Fazit zu meinen Erfahrungen auf dem Norse Atlantic Erstflug vom BER nach JFK

Norse Atlantic will im Langstreckenmarkt ab Berlin eine Rolle spielen – vor allem auf den sehr interessanten USA-Strecken. In diese Richtung ist auch das Premium-Angebot zu verstehen.
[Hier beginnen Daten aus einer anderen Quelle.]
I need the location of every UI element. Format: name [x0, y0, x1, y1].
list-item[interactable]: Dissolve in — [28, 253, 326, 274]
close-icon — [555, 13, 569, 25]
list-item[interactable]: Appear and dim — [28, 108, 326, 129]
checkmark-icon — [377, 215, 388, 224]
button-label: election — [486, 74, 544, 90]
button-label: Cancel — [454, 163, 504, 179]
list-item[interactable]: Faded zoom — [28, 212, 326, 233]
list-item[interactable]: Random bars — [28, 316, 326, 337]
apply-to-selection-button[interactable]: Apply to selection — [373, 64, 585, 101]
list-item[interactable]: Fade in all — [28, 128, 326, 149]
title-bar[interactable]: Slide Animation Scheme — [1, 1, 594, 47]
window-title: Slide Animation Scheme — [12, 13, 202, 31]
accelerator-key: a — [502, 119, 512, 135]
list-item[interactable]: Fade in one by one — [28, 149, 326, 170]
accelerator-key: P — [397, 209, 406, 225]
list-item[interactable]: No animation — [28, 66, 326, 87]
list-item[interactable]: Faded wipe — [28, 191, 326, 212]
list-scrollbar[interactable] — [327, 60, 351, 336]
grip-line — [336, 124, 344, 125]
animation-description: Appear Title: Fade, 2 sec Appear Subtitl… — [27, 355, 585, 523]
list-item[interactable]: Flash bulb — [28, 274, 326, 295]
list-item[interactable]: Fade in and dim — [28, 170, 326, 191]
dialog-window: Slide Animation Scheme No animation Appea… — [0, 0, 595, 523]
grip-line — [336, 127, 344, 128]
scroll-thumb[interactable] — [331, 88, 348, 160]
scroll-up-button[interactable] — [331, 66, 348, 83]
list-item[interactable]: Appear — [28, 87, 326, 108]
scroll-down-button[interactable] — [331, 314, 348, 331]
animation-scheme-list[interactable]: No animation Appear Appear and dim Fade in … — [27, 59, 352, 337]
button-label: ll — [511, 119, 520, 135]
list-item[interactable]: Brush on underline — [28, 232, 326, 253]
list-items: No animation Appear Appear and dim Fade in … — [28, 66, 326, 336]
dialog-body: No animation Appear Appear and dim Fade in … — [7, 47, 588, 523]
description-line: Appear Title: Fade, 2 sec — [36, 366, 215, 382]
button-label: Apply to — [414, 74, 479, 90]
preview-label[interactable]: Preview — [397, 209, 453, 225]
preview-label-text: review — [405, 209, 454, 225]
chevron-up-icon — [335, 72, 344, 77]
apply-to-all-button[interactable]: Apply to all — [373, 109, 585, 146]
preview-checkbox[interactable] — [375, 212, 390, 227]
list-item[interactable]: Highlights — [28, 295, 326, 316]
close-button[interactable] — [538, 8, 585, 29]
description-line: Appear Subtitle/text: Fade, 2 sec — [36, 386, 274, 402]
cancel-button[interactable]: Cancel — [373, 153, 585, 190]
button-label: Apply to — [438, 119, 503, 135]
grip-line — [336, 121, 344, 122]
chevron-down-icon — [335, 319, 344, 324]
In der Premium-Klasse bietet die Airline einen komfortablen Sitz, aber einen einfachen Service in Bezug auf Mahlzeiten und Bodenbetreuung der Passagiere. Für Urlaubsreisende könnte hier aber das ein oder andere Schnäppchen möglich werden im Vergleich zu anderen Airlines ab Berlin. Insgesamt aber kämpft das Produkt mit den Tarifen anderer Premiumangebote diverser Fluggesellschaften, doch wenn man gegenüber den Ticketpreisen mehrere hundert Euro sparen kann, dann ist das Angebot der Norweger auf jeden Fall einen Blick wert. Die Crew macht einen sehr professionellen und sehr freundlichen Eindruck und macht den Aufenthalt sehr angenehm. Entscheidend dürfte sein, wie gut sich in den nächsten Monaten das Zubringergeschäft nach Berlin entwickelt, damit die Strecken ab Berlin wirtschaftlich betrieben werden können.

Vielen Dank an unseren Leser Peter W., der uns mit seinem Text und den Bildern unterstützt hat.